Nun, davon haben wir bei seiner Rede zur Lage der Nation ja schon einen Vorgeschmack bekommen. Da kündigte er zahlreiche soziale Wohltaten an, unter anderem die Einführung eines Mindestlohns. "Einiges Russland" wird sich als die einzige politische Kraft präsentieren, die den Wohlfahrtsstaat aufrechterhalten kann und dem Stimmvolk klarmachen, dass es keine andere Wahl hat, als "Einiges Russland" zu wählen, um an den Unterstützungsleistungen partizipieren zu können.

Gibt es weitere Mittel und Wege der informellen Einflussnahme für Putin?

Ja, er wird seinem Nachfolger im Präsidentenamt personelle Zugeständnisse abverlangen. Ich gehe davon aus, dass wichtige Positionen der Machtvertikale für einen vereinbarten Zeitraum mit seinen Vertrauensleuten besetzt werden. Das hat auch Boris Jelzin schon so gehandhabt, als er die Macht an Putin abgab. Da gab es die Vereinbarung zwischen den beiden, dass Putin Michail Kassjanow während seiner ersten Amtszeit zum Ministerpräsidenten zu bestimmen hat. Solche Absprachen wird es auch zwischen Putin und seinem Nachfolger geben. Putin wird besonders darauf achten, wer nach seinem Abtritt zum Ministerpräsidenten und Chef des Inlandsgeheimdienstes FSB bestellt wird, aber auch bei anderen Posten wird er mitreden.

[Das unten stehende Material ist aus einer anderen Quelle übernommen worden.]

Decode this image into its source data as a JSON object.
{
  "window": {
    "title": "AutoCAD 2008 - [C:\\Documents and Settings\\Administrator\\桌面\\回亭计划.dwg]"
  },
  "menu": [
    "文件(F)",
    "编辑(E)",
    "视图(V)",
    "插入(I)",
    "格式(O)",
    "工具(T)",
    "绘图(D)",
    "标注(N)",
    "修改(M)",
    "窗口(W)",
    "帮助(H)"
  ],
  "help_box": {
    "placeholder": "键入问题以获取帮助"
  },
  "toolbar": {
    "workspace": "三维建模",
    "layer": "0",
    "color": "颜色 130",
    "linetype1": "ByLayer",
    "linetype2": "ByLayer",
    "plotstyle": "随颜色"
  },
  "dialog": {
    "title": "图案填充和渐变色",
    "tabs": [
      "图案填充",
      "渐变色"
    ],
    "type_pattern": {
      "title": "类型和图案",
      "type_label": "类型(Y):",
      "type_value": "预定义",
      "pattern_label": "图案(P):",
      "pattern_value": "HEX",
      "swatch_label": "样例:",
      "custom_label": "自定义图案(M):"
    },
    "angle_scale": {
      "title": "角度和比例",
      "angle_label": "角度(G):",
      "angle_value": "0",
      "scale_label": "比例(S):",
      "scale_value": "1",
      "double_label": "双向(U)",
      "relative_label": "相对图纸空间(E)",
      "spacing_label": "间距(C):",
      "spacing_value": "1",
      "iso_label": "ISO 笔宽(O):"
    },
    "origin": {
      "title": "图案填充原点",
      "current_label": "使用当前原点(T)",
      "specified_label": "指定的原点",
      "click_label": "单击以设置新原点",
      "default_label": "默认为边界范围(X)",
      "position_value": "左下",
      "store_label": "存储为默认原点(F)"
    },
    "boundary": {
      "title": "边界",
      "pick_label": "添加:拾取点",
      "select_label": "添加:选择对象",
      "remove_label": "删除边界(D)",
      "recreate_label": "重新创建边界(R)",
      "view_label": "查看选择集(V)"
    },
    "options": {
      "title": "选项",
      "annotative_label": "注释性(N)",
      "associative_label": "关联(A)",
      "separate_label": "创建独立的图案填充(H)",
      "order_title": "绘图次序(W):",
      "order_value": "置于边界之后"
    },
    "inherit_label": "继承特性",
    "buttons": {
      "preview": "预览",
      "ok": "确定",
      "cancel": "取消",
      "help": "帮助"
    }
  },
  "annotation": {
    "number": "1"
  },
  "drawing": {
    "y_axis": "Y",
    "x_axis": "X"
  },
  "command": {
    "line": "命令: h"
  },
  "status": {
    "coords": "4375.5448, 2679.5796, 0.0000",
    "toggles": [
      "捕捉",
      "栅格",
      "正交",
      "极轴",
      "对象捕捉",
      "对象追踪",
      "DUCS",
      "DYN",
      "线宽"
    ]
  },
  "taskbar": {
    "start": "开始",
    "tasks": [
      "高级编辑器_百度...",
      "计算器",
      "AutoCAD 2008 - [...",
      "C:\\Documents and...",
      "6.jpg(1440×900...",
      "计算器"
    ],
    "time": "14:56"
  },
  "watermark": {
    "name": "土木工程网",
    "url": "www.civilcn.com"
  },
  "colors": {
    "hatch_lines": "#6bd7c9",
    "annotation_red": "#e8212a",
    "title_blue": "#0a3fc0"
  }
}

Werden die informellen Möglichkeiten der Einflussnahme für Putin wichtiger sein als das formale Amt des Vorsitzenden des aufgewerteten Staatsrates, wenn er es denn antritt?

Das formale Amt des Staatsratsvorsitzenden in Kombination mit seinen Optionen der informellen Machtausübung gewährt Putin die Möglichkeit der Mitsprache. Doch er wird kein zweites Machtzentrum neben dem Präsidenten bilden. Er betont immer wieder, dass Russland einen starken Präsidenten braucht, und dafür sprechen ja auch die vorgeschlagenen Verfassungsänderungen, die dem Präsidenten künftig zum Teil noch mehr Macht geben sollen. So wird zum Beispiel sein Vetorecht gegenüber der Duma bei verabschiedeten Gesetzen sogar gestärkt werden.

Und was ist mit den zwei Amtszeiten, die der russische Präsident künftig nur noch maximal bekleiden kann? Diese vorgeschlagene Verfassungsänderung ist doch eine Schwächung des Amtes.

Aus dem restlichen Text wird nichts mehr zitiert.